There are just two months left until the deadline for filing corporate income tax returns and for taking some of the increasingly scarce tax incentives available. It’s time to sit down and analyze whether any of the projects underway at your company could qualify for the R&D&I tax credit.
These incentives for research, development and technological innovation projects are one of the ways the Spanish government encourages R&D&I efforts at companies.
The tax credit is regulated in article 35 of the current Corporate Income Tax Law (Law 27/2014, of November 27, 2014) and is one of the most favorable of any OECD country. In Spain, companies can receive tax credits for up to 42% of their direct investment in a qualified research or development project.
The main advantages of these tax credits compared to other R&D&I incentives are as follows:
- Their economic impact is comparable to a tax-free subsidy.
- They can be applied across the board (for any company) and freely (for all types of knowledge areas and expenditure levels).
- The tax credits are not subject to a competitive process requiring a predetermined budget.
- The tax credit generated is proportional to the R&D&I activities carried out and is applied in the annual corporate income tax settlement, up to certain limits of gross tax payable (25% in general and 50% if R&D&I expenditure for the year exceeds 10% of gross corporate income tax payable).
Tax credits generated and not applied in a given year are not lost, but rather can be applied over the next 18 years.
More recently, the government realized that allowing Spanish companies to apply pending tax credits in future years might not be sufficient incentive for these businesses to step up their investments in R&D&I initiatives in the middle of a recession period. To give an additional incentive for the tax credit, Entrepreneurs Law 14/2013 introduced a change in the tax credit rules whereby, in certain circumstances, any company can apply their R&D&I tax credits generated with a 20% discount on the amount, up to 100% of gross corporate income tax payable (thereby reducing it to 0%). If, after that, the company still has tax credits pending application, it can request to have the amount credited through its corporate income tax return. This has been called the “monetization” of the R&D&I tax credit.
The combined sum of the tax credit taken or paid, in the case of technological innovation activities, is limited to €1 million per year. In addition, the combined sum of the tax credit taken or paid for research and development and technological innovation activities is limited to €3 million per year. Both limits are calculated taking into account all of the companies forming part of a corporate group (as “group” is defined in article 42 of the Commercial Code), regardless of residence and the obligation to prepare consolidated financial statements.
The following requirements must be met to apply the established mechanisms:
- The tax credit cannot have been applied within at least one year following the end of the tax period in which it was generated.
- The average headcount or, alternatively, the average headcount assigned to R&D&I activities cannot be reduced from the end of the tax period in which the tax credit was generated until the end of the period mentioned in point c) below.

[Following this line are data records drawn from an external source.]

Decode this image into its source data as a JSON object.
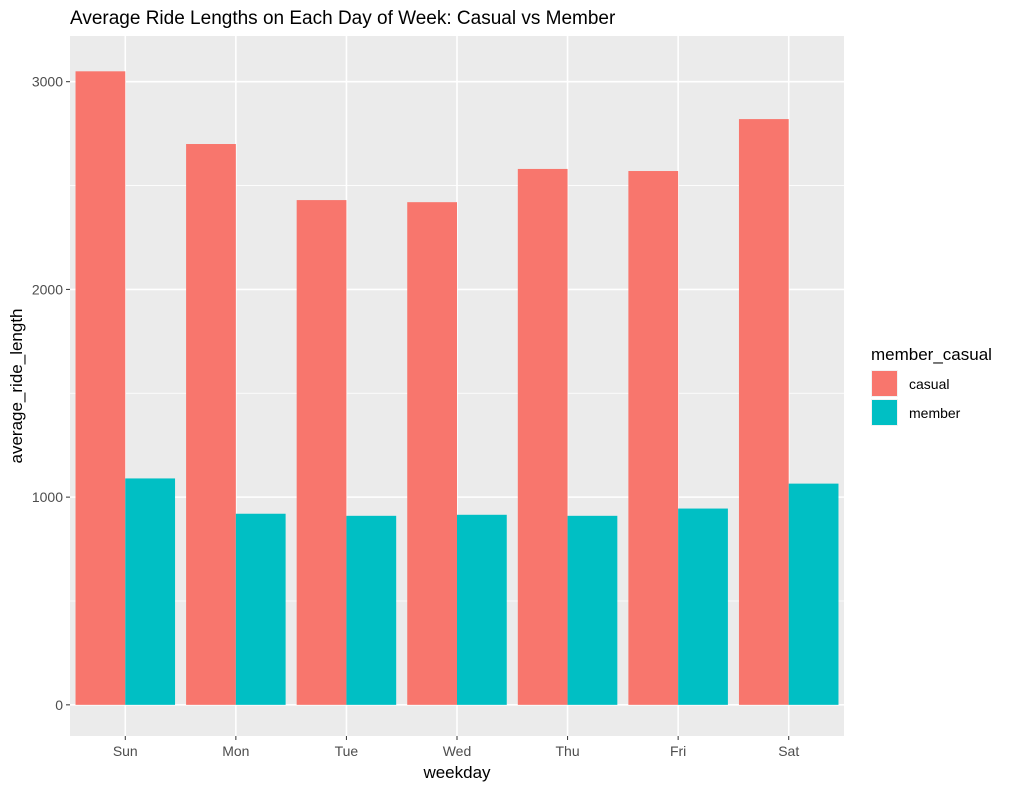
{
  "chart_data": {
    "type": "bar",
    "title": "Average Ride Lengths on Each Day of Week: Casual vs Member",
    "xlabel": "weekday",
    "ylabel": "average_ride_length",
    "categories": [
      "Sun",
      "Mon",
      "Tue",
      "Wed",
      "Thu",
      "Fri",
      "Sat"
    ],
    "series": [
      {
        "name": "casual",
        "color": "#F8766D",
        "values": [
          3050,
          2700,
          2430,
          2420,
          2580,
          2570,
          2820
        ]
      },
      {
        "name": "member",
        "color": "#00BFC4",
        "values": [
          1090,
          920,
          910,
          915,
          910,
          945,
          1065
        ]
      }
    ],
    "ylim": [
      -150,
      3220
    ],
    "yticks": [
      0,
      1000,
      2000,
      3000
    ],
    "grid": true,
    "legend": {
      "title": "member_casual",
      "placement": "right"
    },
    "panel_color": "#EBEBEB",
    "grid_color": "#FFFFFF"
  }
}
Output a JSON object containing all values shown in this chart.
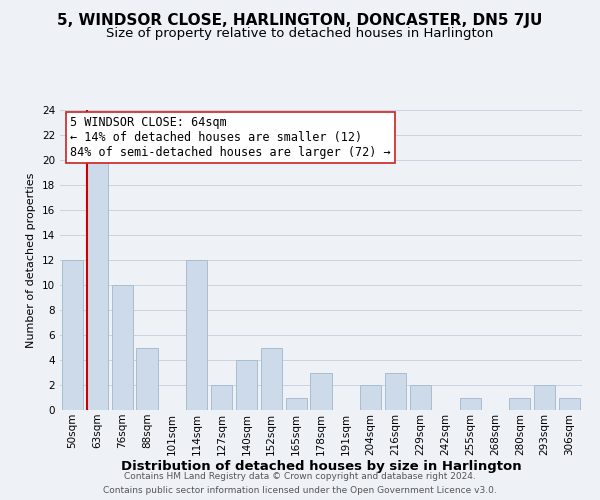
{
  "title": "5, WINDSOR CLOSE, HARLINGTON, DONCASTER, DN5 7JU",
  "subtitle": "Size of property relative to detached houses in Harlington",
  "xlabel": "Distribution of detached houses by size in Harlington",
  "ylabel": "Number of detached properties",
  "bin_labels": [
    "50sqm",
    "63sqm",
    "76sqm",
    "88sqm",
    "101sqm",
    "114sqm",
    "127sqm",
    "140sqm",
    "152sqm",
    "165sqm",
    "178sqm",
    "191sqm",
    "204sqm",
    "216sqm",
    "229sqm",
    "242sqm",
    "255sqm",
    "268sqm",
    "280sqm",
    "293sqm",
    "306sqm"
  ],
  "bar_values": [
    12,
    20,
    10,
    5,
    0,
    12,
    2,
    4,
    5,
    1,
    3,
    0,
    2,
    3,
    2,
    0,
    1,
    0,
    1,
    2,
    1
  ],
  "bar_color": "#cddaea",
  "bar_edge_color": "#a8bece",
  "vline_x_index": 1,
  "vline_color": "#cc0000",
  "ylim": [
    0,
    24
  ],
  "yticks": [
    0,
    2,
    4,
    6,
    8,
    10,
    12,
    14,
    16,
    18,
    20,
    22,
    24
  ],
  "annotation_title": "5 WINDSOR CLOSE: 64sqm",
  "annotation_line1": "← 14% of detached houses are smaller (12)",
  "annotation_line2": "84% of semi-detached houses are larger (72) →",
  "footer1": "Contains HM Land Registry data © Crown copyright and database right 2024.",
  "footer2": "Contains public sector information licensed under the Open Government Licence v3.0.",
  "title_fontsize": 11,
  "subtitle_fontsize": 9.5,
  "xlabel_fontsize": 9.5,
  "ylabel_fontsize": 8,
  "tick_fontsize": 7.5,
  "annotation_fontsize": 8.5,
  "footer_fontsize": 6.5,
  "grid_color": "#c8d4e0",
  "background_color": "#eef2f7"
}
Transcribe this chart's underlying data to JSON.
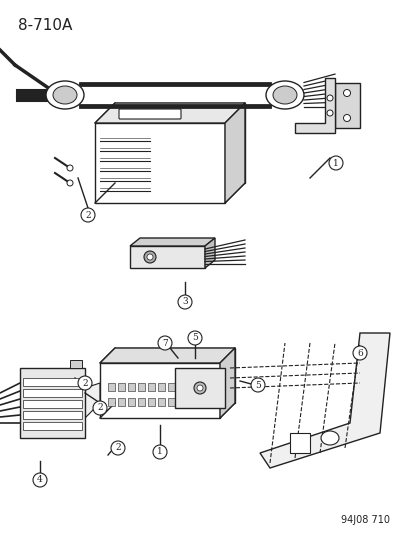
{
  "title_label": "8-710A",
  "footer_label": "94J08 710",
  "background_color": "#ffffff",
  "line_color": "#222222",
  "title_fontsize": 11,
  "footer_fontsize": 7,
  "fig_width": 4.14,
  "fig_height": 5.33,
  "dpi": 100,
  "callout_numbers": [
    1,
    2,
    3,
    4,
    5,
    6,
    7
  ],
  "callout_circle_color": "#ffffff",
  "callout_stroke": "#222222"
}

- In the 24 months following the end of the tax period for which the tax return includes the tax credit or application for payment, an amount equal to the tax credit taken or paid must be used for R&D&I expenses or investments in property, plant or equipment or intangible assets exclusively used for such activities, excluding real estate.
- The company must have obtained a reasoned report on the classification of the activity as research and development or technological innovation, or an advance pricing agreement on the expenses and investments relating to those activities, in the terms established in article 35.4 of Law 27/2014.